This change adds an optional output parameter BLOCK to
find_pc_partial_function.  If BLOCK is non-null, then *BLOCK will be
set to the address of the block corresponding to the function symbol
if such a symbol was found during lookup.  Otherwise it's set to the
NULL value.  Callers may wish to use the block information to
determine whether the block contains any non-contiguous ranges.  The
caller may also iterate over or examine those ranges.

When I first started looking at the broken stepping behavior associated
with functions w/ non-contiguous ranges, I found that I could "fix"
the problem by disabling the find_pc_partial_function cache.  It would
sometimes happen that the PC passed in would be between the low and
high cache values, but would be in some other function that happens to
be placed in between the ranges for the cached function.  This caused
incorrect values to be returned.

So dealing with this cache turns out to be very important for fixing
this problem.  I explored three different ways of dealing with the
cache.

My first approach was to clear the cache when a block was encountered
with more than one range.  This would cause the non-cache pathway to
be executed on the next call to find_pc_partial_function.

Another approach, which I suspect is slightly faster, checks to see
whether the PC is within one of the ranges associated with the cached
block.  If so, then the cached values can be used.  It falls back to
the original behavior if there is no cached block.

The current approach, suggested by Simon Marchi, is to restrict the
low/high pc values recorded for the cache to the beginning and end of
the range containing the PC value under consideration.  This allows us
to retain the simple (and fast) test for determining whether the
memoized (cached) values apply to the PC passed to
find_pc_partial_function.

Another choice that had to be made regards setting *ADDRESS and
*ENDADDR.  There are three possibilities which might make sense:

1) *ADDRESS and *ENDADDR represent the lowest and highest address
   of the function.
2) *ADDRESS and *ENDADDR are set to the start and end address of
   the range containing the entry pc.
3) *ADDRESS and *ENDADDR are set to the start and end address of
   the range in which PC is found.

An earlier version of this patch implemented option #1.  I found out
that it's not very useful though and, in fact, returns results that
are incorrect when used in the context of determining the start and
end of the function for doing prologue analysis.  While debugging a
function in which the entry pc was in the second range (of a function
containing two non-contiguous ranges), I noticed that
amd64_skip_prologue called find_pc_partial_function - the returned
start address was set to the beginning of the first range.  This is
incorrect for this function.  What was also interesting was that this
first invocation of find_pc_partial_function correctly set the cache
for the PC on which it had been invoked, but a slightly later call
from skip_prologue_using_sal could not use this cached value because
it was now being used to lookup the very lowest address of the
function - which is in a range not containing the entry pc.
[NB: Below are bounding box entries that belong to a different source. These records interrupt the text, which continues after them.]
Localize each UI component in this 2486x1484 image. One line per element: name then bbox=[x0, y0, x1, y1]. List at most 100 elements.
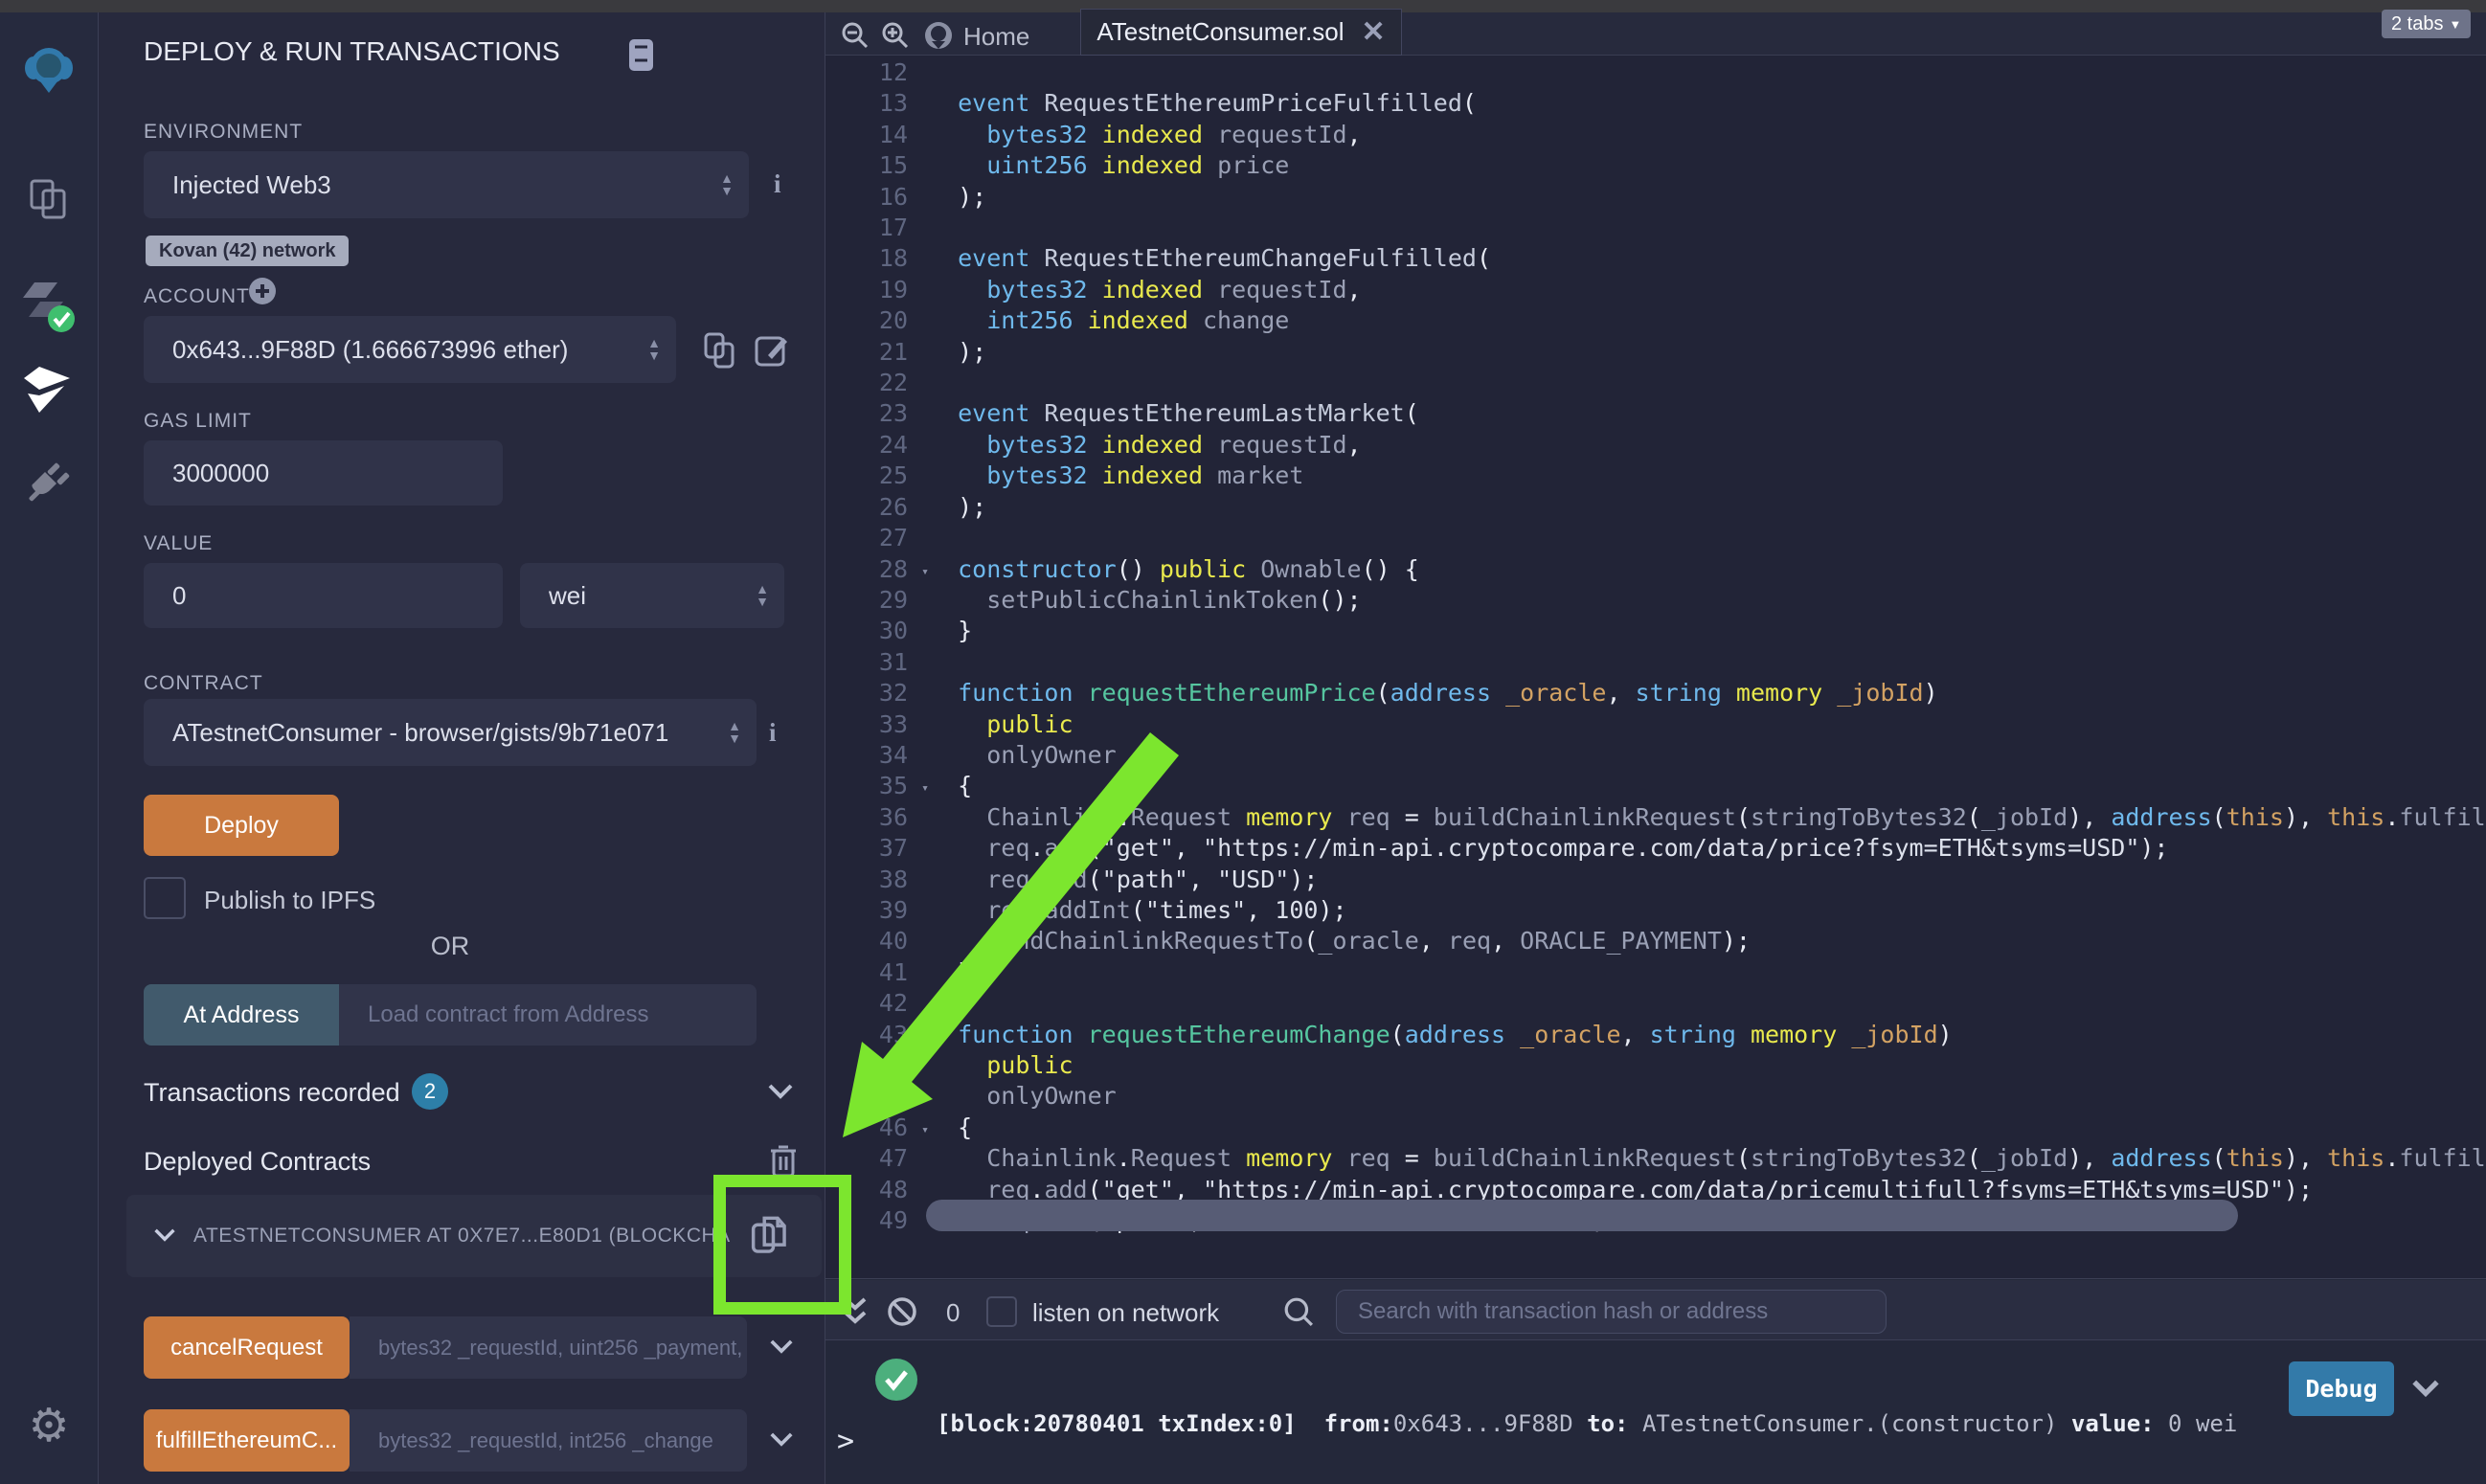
at-address-button[interactable]: At Address bbox=[144, 984, 339, 1046]
tabs-count-pill[interactable]: 2 tabs ▼ bbox=[2382, 10, 2471, 38]
environment-label: ENVIRONMENT bbox=[144, 121, 303, 144]
code-line[interactable]: 43 function requestEthereumChange(addres… bbox=[825, 1020, 2486, 1050]
settings-gear-icon[interactable]: ⚙ bbox=[0, 1399, 98, 1452]
code-line[interactable]: 20 int256 indexed change bbox=[825, 305, 2486, 336]
code-line[interactable]: 37 req.add("get", "https://min-api.crypt… bbox=[825, 833, 2486, 864]
code-line[interactable]: 41 } bbox=[825, 957, 2486, 988]
code-line[interactable]: 15 uint256 indexed price bbox=[825, 150, 2486, 181]
terminal-search-icon[interactable] bbox=[1283, 1296, 1314, 1327]
code-line[interactable]: 26 ); bbox=[825, 492, 2486, 523]
home-tab[interactable]: Home bbox=[963, 22, 1029, 52]
code-line[interactable]: 47 Chainlink.Request memory req = buildC… bbox=[825, 1143, 2486, 1174]
code-line[interactable]: 35▾ { bbox=[825, 771, 2486, 801]
value-unit-select[interactable]: wei ▲▼ bbox=[520, 563, 784, 628]
code-line[interactable]: 19 bytes32 indexed requestId, bbox=[825, 275, 2486, 305]
code-line[interactable]: 22 bbox=[825, 368, 2486, 398]
expand-tx-icon[interactable] bbox=[2411, 1379, 2440, 1398]
code-line[interactable]: 45 onlyOwner bbox=[825, 1081, 2486, 1112]
publish-ipfs-checkbox[interactable] bbox=[144, 877, 186, 919]
horizontal-scrollbar[interactable] bbox=[926, 1200, 2238, 1231]
terminal-prompt[interactable]: > bbox=[837, 1425, 854, 1458]
code-line[interactable]: 16 ); bbox=[825, 182, 2486, 213]
code-line[interactable]: 32 function requestEthereumPrice(address… bbox=[825, 678, 2486, 708]
code-line[interactable]: 46▾ { bbox=[825, 1113, 2486, 1143]
terminal-search-input[interactable]: Search with transaction hash or address bbox=[1336, 1290, 1887, 1334]
line-number: 39 bbox=[825, 895, 908, 926]
code-line[interactable]: 40 sendChainlinkRequestTo(_oracle, req, … bbox=[825, 926, 2486, 956]
code-line[interactable]: 13 event RequestEthereumPriceFulfilled( bbox=[825, 88, 2486, 119]
zoom-out-icon[interactable] bbox=[841, 21, 870, 50]
clear-terminal-icon[interactable] bbox=[887, 1296, 917, 1327]
panel-title-icon bbox=[628, 38, 654, 72]
expand-args-icon[interactable] bbox=[769, 1431, 794, 1448]
deploy-button[interactable]: Deploy bbox=[144, 795, 339, 856]
deploy-run-icon[interactable] bbox=[0, 365, 98, 415]
clear-contracts-trash-icon[interactable] bbox=[769, 1144, 798, 1179]
solidity-compiler-icon[interactable] bbox=[0, 279, 98, 338]
code-line[interactable]: 34 onlyOwner bbox=[825, 740, 2486, 771]
code-text: constructor() public Ownable() { bbox=[929, 554, 1419, 585]
code-line[interactable]: 38 req.add("path", "USD"); bbox=[825, 865, 2486, 895]
copy-account-icon[interactable] bbox=[704, 332, 736, 369]
publish-ipfs-label: Publish to IPFS bbox=[204, 886, 375, 915]
code-line[interactable]: 39 req.addInt("times", 100); bbox=[825, 895, 2486, 926]
code-line[interactable]: 42 bbox=[825, 988, 2486, 1019]
code-line[interactable]: 36 Chainlink.Request memory req = buildC… bbox=[825, 802, 2486, 833]
zoom-in-icon[interactable] bbox=[881, 21, 910, 50]
close-tab-icon[interactable]: ✕ bbox=[1362, 15, 1386, 49]
code-line[interactable]: 14 bytes32 indexed requestId, bbox=[825, 120, 2486, 150]
fold-icon[interactable]: ▾ bbox=[921, 774, 929, 804]
code-line[interactable]: 12 bbox=[825, 57, 2486, 88]
value-input[interactable]: 0 bbox=[144, 563, 503, 628]
contract-info-icon[interactable]: i bbox=[769, 718, 777, 748]
fold-icon[interactable]: ▾ bbox=[921, 1115, 929, 1146]
fulfillethereumc-args-input[interactable]: bytes32 _requestId, int256 _change bbox=[350, 1409, 747, 1472]
code-line[interactable]: 44 public bbox=[825, 1050, 2486, 1081]
active-tab[interactable]: ATestnetConsumer.sol ✕ bbox=[1080, 9, 1402, 56]
code-text: ); bbox=[929, 492, 986, 523]
debug-button[interactable]: Debug bbox=[2289, 1361, 2394, 1416]
fold-icon[interactable]: ▾ bbox=[921, 557, 929, 588]
code-editor[interactable]: 1213 event RequestEthereumPriceFulfilled… bbox=[825, 56, 2486, 1278]
tx-log[interactable]: [block:20780401 txIndex:0] from:0x643...… bbox=[937, 1342, 2237, 1484]
cancelrequest-button[interactable]: cancelRequest bbox=[144, 1316, 350, 1379]
line-number: 18 bbox=[825, 243, 908, 274]
environment-info-icon[interactable]: i bbox=[774, 169, 781, 199]
add-account-icon[interactable] bbox=[248, 277, 277, 305]
select-stepper-icon: ▲▼ bbox=[647, 337, 661, 362]
code-line[interactable]: 29 setPublicChainlinkToken(); bbox=[825, 585, 2486, 616]
remix-logo-icon[interactable] bbox=[0, 43, 98, 97]
cancelrequest-args-input[interactable]: bytes32 _requestId, uint256 _payment, b bbox=[350, 1316, 747, 1379]
gas-limit-input[interactable]: 3000000 bbox=[144, 440, 503, 506]
listen-on-network-checkbox[interactable] bbox=[986, 1296, 1017, 1327]
code-line[interactable]: 17 bbox=[825, 213, 2486, 243]
file-explorer-icon[interactable] bbox=[0, 177, 98, 223]
code-line[interactable]: 18 event RequestEthereumChangeFulfilled( bbox=[825, 243, 2486, 274]
code-line[interactable]: 24 bytes32 indexed requestId, bbox=[825, 430, 2486, 461]
edit-account-icon[interactable] bbox=[755, 332, 789, 367]
transactions-collapse-icon[interactable] bbox=[767, 1083, 794, 1100]
expand-args-icon[interactable] bbox=[769, 1338, 794, 1355]
line-number: 26 bbox=[825, 492, 908, 523]
code-text: { bbox=[929, 1113, 972, 1143]
contract-select[interactable]: ATestnetConsumer - browser/gists/9b71e07… bbox=[144, 699, 757, 766]
code-line[interactable]: 23 event RequestEthereumLastMarket( bbox=[825, 398, 2486, 429]
contract-expand-icon[interactable] bbox=[153, 1227, 176, 1243]
code-line[interactable]: 31 bbox=[825, 647, 2486, 678]
code-line[interactable]: 33 public bbox=[825, 709, 2486, 740]
code-text: onlyOwner bbox=[929, 1081, 1117, 1112]
environment-select[interactable]: Injected Web3 ▲▼ bbox=[144, 151, 749, 218]
plugin-manager-icon[interactable] bbox=[0, 455, 98, 505]
code-line[interactable]: 28▾ constructor() public Ownable() { bbox=[825, 554, 2486, 585]
at-address-input[interactable]: Load contract from Address bbox=[339, 984, 757, 1046]
code-line[interactable]: 21 ); bbox=[825, 337, 2486, 368]
code-line[interactable]: 30 } bbox=[825, 616, 2486, 646]
select-stepper-icon: ▲▼ bbox=[756, 583, 769, 608]
code-line[interactable]: 27 bbox=[825, 523, 2486, 553]
fulfillethereumc-button[interactable]: fulfillEthereumC... bbox=[144, 1409, 350, 1472]
code-line[interactable]: 25 bytes32 indexed market bbox=[825, 461, 2486, 491]
remix-ide-window: ⚙ DEPLOY & RUN TRANSACTIONS ENVIRONMENT … bbox=[0, 0, 2486, 1484]
code-text: req.addInt("times", 100); bbox=[929, 895, 1347, 926]
account-select[interactable]: 0x643...9F88D (1.666673996 ether) ▲▼ bbox=[144, 316, 676, 383]
home-tab-icon[interactable] bbox=[923, 20, 954, 51]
Option #2 is attractive as it would provide a desirable result
when used in the context of prologue analysis.  However, many callers,
including some which do prologue analysis want the condition
*ADDRESS <= PC < *ENDADDR to hold.  This will not be the case when
find_pc_partial_function is called on a PC that's in a non-entry-pc
range.  A later patch to this series adds
find_function_entry_range_from_pc as a wrapper of
find_pc_partial_function.

Option #3 causes the *ADDRESS <= PC < *ENDADDR property to hold.  If
find_pc_partial_function is called with a PC that's within entry pc's
range, then it will correctly return the limits of that range.  So, if
the result of a minsym search is passed to find_pc_partial_function
to find the limits, then correct results will be achieved.  Returned
limits (for prologue analysis) won't be correct when PC is within some
other (non-entry-pc) range.  I don't yet know how big of a problem
this might be; I'm guessing that it won't be a serious problem - if a
compiler generates functions which have non-contiguous ranges, then it
also probably generates DWARF2 CFI which makes a lot of the old
prologue analysis moot.

I've implemented option #3 for this version of the patch.  I don't see
any regressions for x86-64.  Moreover, I don't expect to see
regressions for other targets either simply because
find_pc_partial_function behaves the same as it did before for the
contiguous address range case.  That said, there may be some
adjustments needed if GDB encounters a function requiring prologue
analysis which occupies non-contiguous ranges.

gdb/ChangeLog:

	* symtab.h (find_pc_partial_function): Add new parameter `block'.
	* blockframe.c (cache_pc_function_block): New static global.
	(clear_pc_function_cache): Clear cache_pc_function_block.
	(find_pc_partial_function): Move comment to symtab.h.  Add
	support for non-contiguous blocks.